As is often the case, clinicians traveled around the world this semester, often bringing students with them. Anna Crowe, Clinic Assistant Director, traveled with a clinical student to Namibia to run a training on implementing the Arms Trade Treaty, with special consideration for preventing gender-based violence. Yee Htun, Clinical Instructor and Lecturer on Law, traveled with a team of students to Myanmar, where she worked with 18 law schools on strengthening their human rights curriculum. Bonnie Docherty, Associate Director of Armed Conflict and Civilian Protection in the Clinic, traveled to Geneva (among other places), where she and her clinical team released three publications — on explosive weapons in populated areas, incendiary weapons, and killer robots — in one week.
In addition to enrolling nearly 50 students this term, IHRC staff and faculty taught three clinical seminars, three reading groups, and one first-year seminar in the College. One of those clinical seminars, Human Rights Careers: Strategic Leadership Workshop, led by Susan Farbstein, Clinical Professor and IHRC Co-Director, explored barriers to women’s leadership broadly and encouraged students to cultivate their own personal leadership styles.
Beyond the Clinic, Gerald Neuman, HRP Co-Director and J. Sinclair Armstrong Professor of International, Foreign, and Comparative Law, taught Human Rights and International Law and a seminar on Human Rights in the UN Treaty Bodies.

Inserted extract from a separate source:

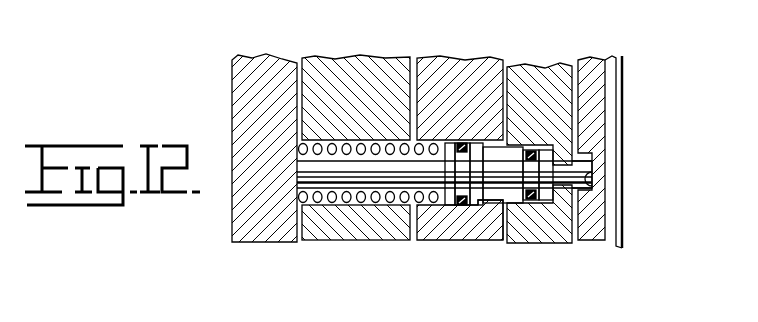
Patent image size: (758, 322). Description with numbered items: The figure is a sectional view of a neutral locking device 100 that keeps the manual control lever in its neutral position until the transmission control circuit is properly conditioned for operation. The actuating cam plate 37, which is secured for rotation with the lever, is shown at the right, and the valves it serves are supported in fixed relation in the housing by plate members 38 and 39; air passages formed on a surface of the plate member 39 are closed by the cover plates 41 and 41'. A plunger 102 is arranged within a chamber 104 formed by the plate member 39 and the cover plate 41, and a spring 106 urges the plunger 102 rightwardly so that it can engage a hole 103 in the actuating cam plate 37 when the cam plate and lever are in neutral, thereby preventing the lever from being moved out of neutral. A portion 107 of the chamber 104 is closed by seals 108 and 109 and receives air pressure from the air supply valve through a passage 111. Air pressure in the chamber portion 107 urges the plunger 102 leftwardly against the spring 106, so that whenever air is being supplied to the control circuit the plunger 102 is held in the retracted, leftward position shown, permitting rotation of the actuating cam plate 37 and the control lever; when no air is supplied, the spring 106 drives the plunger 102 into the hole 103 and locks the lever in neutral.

Neuman also joined with other law professors in filing an amicus curiae brief to the US Supreme Court in a pair of cases involving the standards for judicial review of deportation decisions.
HRP also further enhanced the community of human rights scholars on campus and hosted two visiting fellows, Sandra Fahy, Associate Professor of Anthropology, Sophia University, Tokyo, and Adejoké Babington-Ashaye, Senior Counsel at the World Bank, both of whom will continue on through the spring.
HLS Advocates for Human Rights, the student practice organization housed within our Clinic, continued a strong run as they prepared to enter their 15th year in 2020. With 73 active members, they partnered with international NGOs to work on eight different projects. This fall, for example, students supported the Global Legal Action Network to conduct international humanitarian law analyses of selected airstrikes conducted in Yemen and completed initial assessments using open source evidence analysis.
With bittersweet feelings, HRP also said goodbye to our beloved program assistant, Emma Golding, who departs for Emory University in the winter to begin an accelerated nursing program. The community won’t be the same without her.
HRP’s offices will be closed from December 24, 2019 through January 1, 2020. We wish everyone a happy new year and look forward to getting back to work in January!